Last year, however, Qatar found itself under pressure from its much larger neighbor and from the U.S. superpower over the way the war was going, and notably over the rising influence on the frontlines of Islamists hostile to the West and to its allies in the Middle East - like the Saudi royal house.
An expansion of the Coalition to 120 seats diluted Qatari control and handed leadership to the Saudi-backed Jarba. On the ground, however, Qatar is still a force, through groups like al-Tawhid, part of a new Islamic Front that controls large areas and coordinates with the al Qaeda-linked Nusra Front.
"There are military groups in the opposition that are more influenced by Qatar than Saudi Arabia. But within the Coalition Saudi Arabia is stronger," said Abdelrahman al-Haj, a senior official in the Syrian National Council. The SNC is a component of the Coalition and opposes taking part in next week's talks.
A Gulf source with knowledge of Qatari policy said the new emir, in power since June, wanted a lower profile than his father who had strongly backed the Arab revolts. The new emir was also more open to Western requests to stop supporting militants, though Qatar still believed that arming rebels was needed to force Assad to compromise, however, the source said.
Diplomats involved in negotiations with Doha say Qatar still appears lukewarm toward Geneva-2. Some note that its ally in Syria, the Islamic Front, issued a statement supporting those members who had walked out of the Coalition.
Personal differences are also playing a role in the wrangling over whether to attend the meetings at Montreux.
People who know both men said that Mustafa al-Sabbagh, Qatar's point man on the Coalition, and Riad Hijab, who ran against Jarba for the presidency, could give their blessing to participation at Geneva-2 - if they and their allies secure a suitable presence in the delegation to the talks.
One senior member of the Syrian opposition familiar with the factional in-fighting said Qatar may not be willing to risk the Saudi and Western backlash that could follow a failure of the Coalition to send a cohesive delegation to the meetings.
"Qatar has carved itself a powerful niche by supporting the Islamic Front and using it as a pressure tool on the coalition," he said. "But at the end of the day Qatar will not defy Saudi Arabia and the United States.
"Its people in the Coalition need its financial and political support and so will do what Qatar asks."
However, Ahmed Kamel, a pro-opposition Syrian political commentator, said Qatar might fail to persuade allies on the Coalition to negotiate with Assad's team: "Part of the crisis is the standoff between Saudi Arabia and Qatar," Kamel said.

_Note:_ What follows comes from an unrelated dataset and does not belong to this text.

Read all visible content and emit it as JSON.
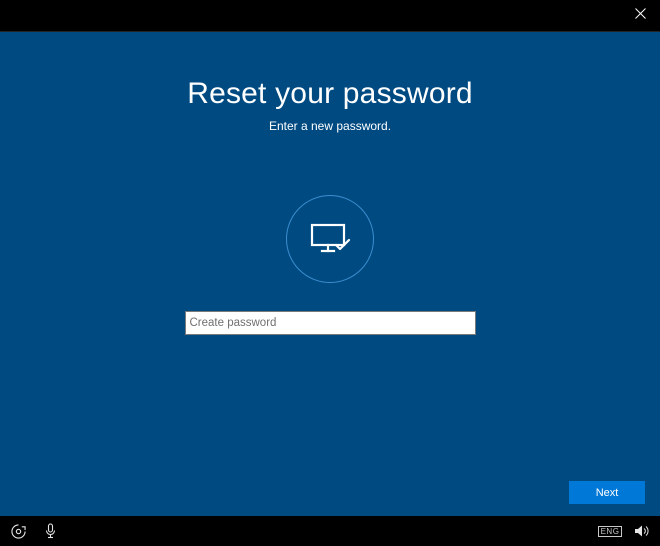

"But there is a genuine problem that faces even Jarba - because the Coalition is being asked to go to a peace conference without any conditions, without guarantees and without an agenda."
Western diplomats, however, are pressing hard for the Coalition to attend, stressing the lack of alternatives to the main international initiative to end three years of fighting that has killed over 100,000 people:
One said: "No one wants to think of the alternative if the Coalition fails again to agree."